Marking life’s various transitions in ritualistic ways is a distinct feature of human culture. Throughout history, our various tribes have come together to celebrate tradition, affirm connection and assure continuity. This practice benefits both the community and the individual. Although it’s unclear exactly why, participating in even the smallest ritual seems to reduce anxiety and increase self-confidence… even for people who don’t believe! Saul Levine, MD, author of Our Emotional Footprint: Ordinary People and Their Extra-Ordinary Lives, suggests that this is because celebrating traditions fulfill important criteria for achieving the Four B’s: Being, Belonging, Believing, and Benevolence. 

When we have a good sense of being, we feel grounded in a core identity despite our foibles and frailties. Belonging gives us the personal comfort of knowing we’re an integral part of something bigger. Believing in a set of higher principles and values, whether secular or religious, encourages ethical behavior. And, this sense of being, belonging, and believing inspires us to benevolent acts of generosity and kindness. In this way, carrying on traditions supports our best, most comfortable selves in an essential way. 

Even if you don’t have an established tradition, doing something ceremonial to bring in the Light is a good way to set a positive course for the new year. Anytime in January will work. All you have to do is set your intention, be introspective, and do a little ritual. You can use a variation of my family’s Solstice ceremony or design your own. 

Steps for a New Year Ritual

Set your intention. Either by yourself or with others, design the time and place so you can be quiet without interruption. Dress for comfort. Light candles or incense to create sacred space. 

Get present. Sitting quietly, get in touch with your surroundings. Feel the space, connect with your breath, and center in the moment. Expand your awareness to include your highest knowing. 

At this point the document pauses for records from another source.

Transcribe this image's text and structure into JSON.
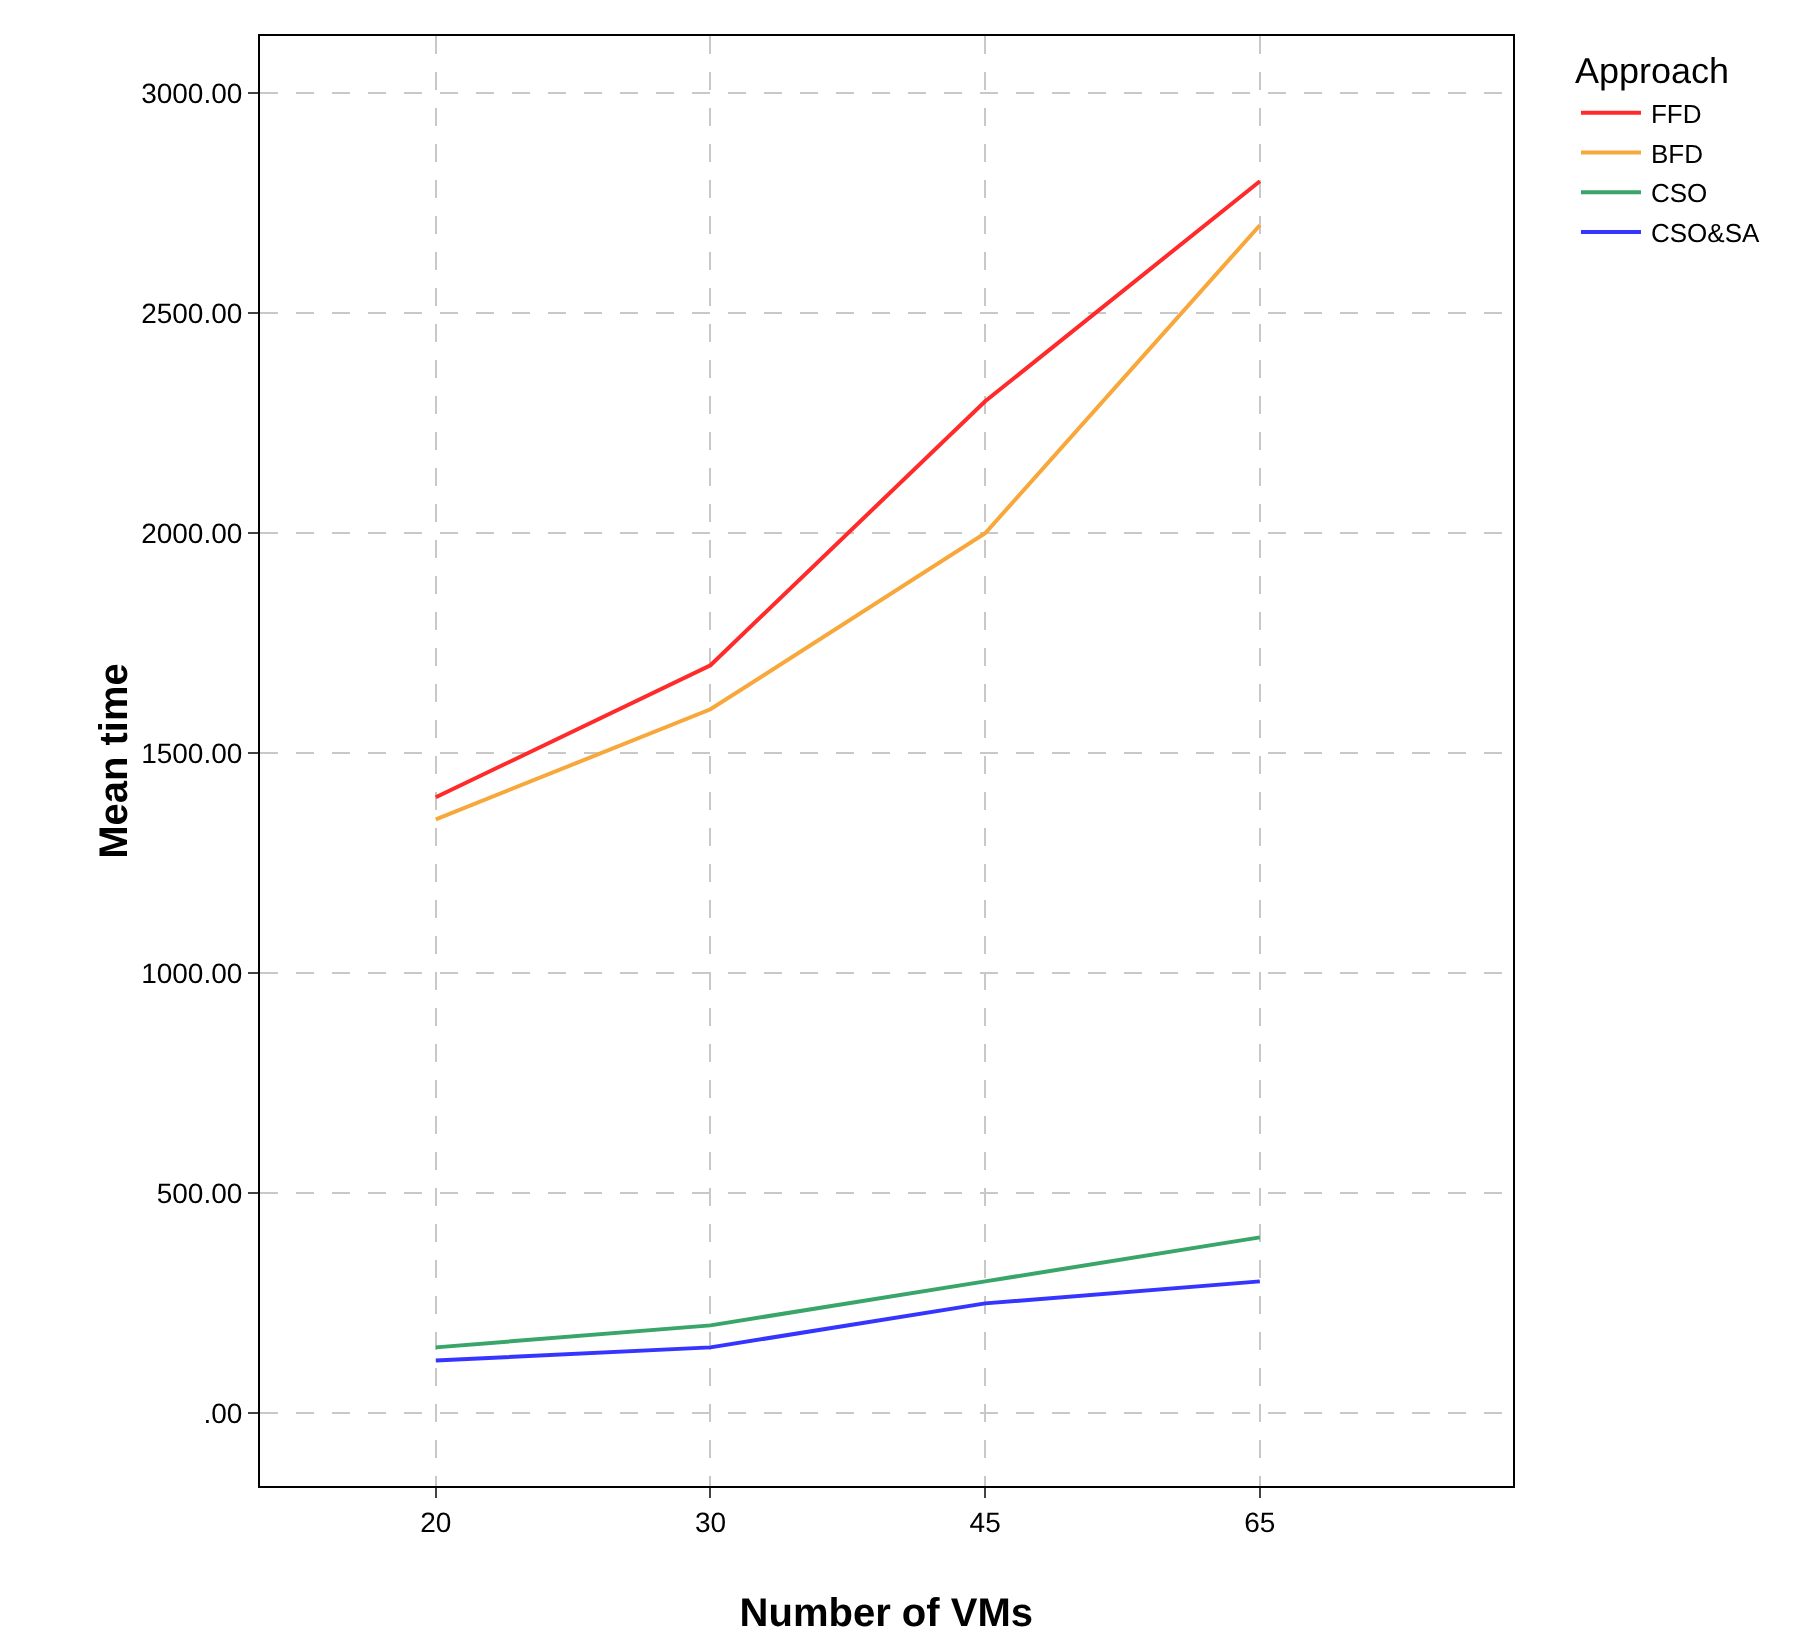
{
  "chart_data": {
    "type": "line",
    "xlabel": "Number of VMs",
    "ylabel": "Mean time",
    "legend_title": "Approach",
    "categories": [
      "20",
      "30",
      "45",
      "65"
    ],
    "series": [
      {
        "name": "FFD",
        "color": "#ff2a2a",
        "values": [
          1400,
          1700,
          2300,
          2800
        ]
      },
      {
        "name": "BFD",
        "color": "#f8a83a",
        "values": [
          1350,
          1600,
          2000,
          2700
        ]
      },
      {
        "name": "CSO",
        "color": "#3aa56a",
        "values": [
          150,
          200,
          300,
          400
        ]
      },
      {
        "name": "CSO&SA",
        "color": "#3535ff",
        "values": [
          120,
          150,
          250,
          300
        ]
      }
    ],
    "ylim": [
      -165,
      3130
    ],
    "yticks": [
      {
        "value": 0,
        "label": ".00"
      },
      {
        "value": 500,
        "label": "500.00"
      },
      {
        "value": 1000,
        "label": "1000.00"
      },
      {
        "value": 1500,
        "label": "1500.00"
      },
      {
        "value": 2000,
        "label": "2000.00"
      },
      {
        "value": 2500,
        "label": "2500.00"
      },
      {
        "value": 3000,
        "label": "3000.00"
      }
    ],
    "grid": true,
    "legend": "top right",
    "marker": "none",
    "line_style": "solid"
  }
}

Let it go. Take a few minutes to acknowledge the year past. Then let it go, bit by bit, with each successive exhale. Release anything that you don’t want to carry forward. Stream-of-consciousness will dredge up plenty of material, just begin with the stuff that’s surfaced as a result of COVID-19. 

Be inspired. Once you’ve emptied the old stuff, there’s space for something new, something inspiring. Shift your attention to your inhale and breathe in all the things you’d like to come your way. No, not the Ferrari … things like equanimity, creativity, compassion, healing, opportunity.

Seal the deal. When you’re finished, reach your hands up toward the sky. Then bring the energy down to your head, heart, belly, and the ground beneath. Sit with palms up until you feel complete. 

Celebrating both endings and beginnings is comforting and empowering. It’s about the intention. Even a few moments of inner reflection with your morning coffee can offer insight and clarity for the day ahead. Aligning with others simply increases the potency. As we embark on the new year ahead, why not take a moment to celebrate connection and renewal? Let’s take one breath together right now to bring in the Light and imagine it filtering out to touch all life on our precious planet. 

What a great way to bring in the Light for the New Year!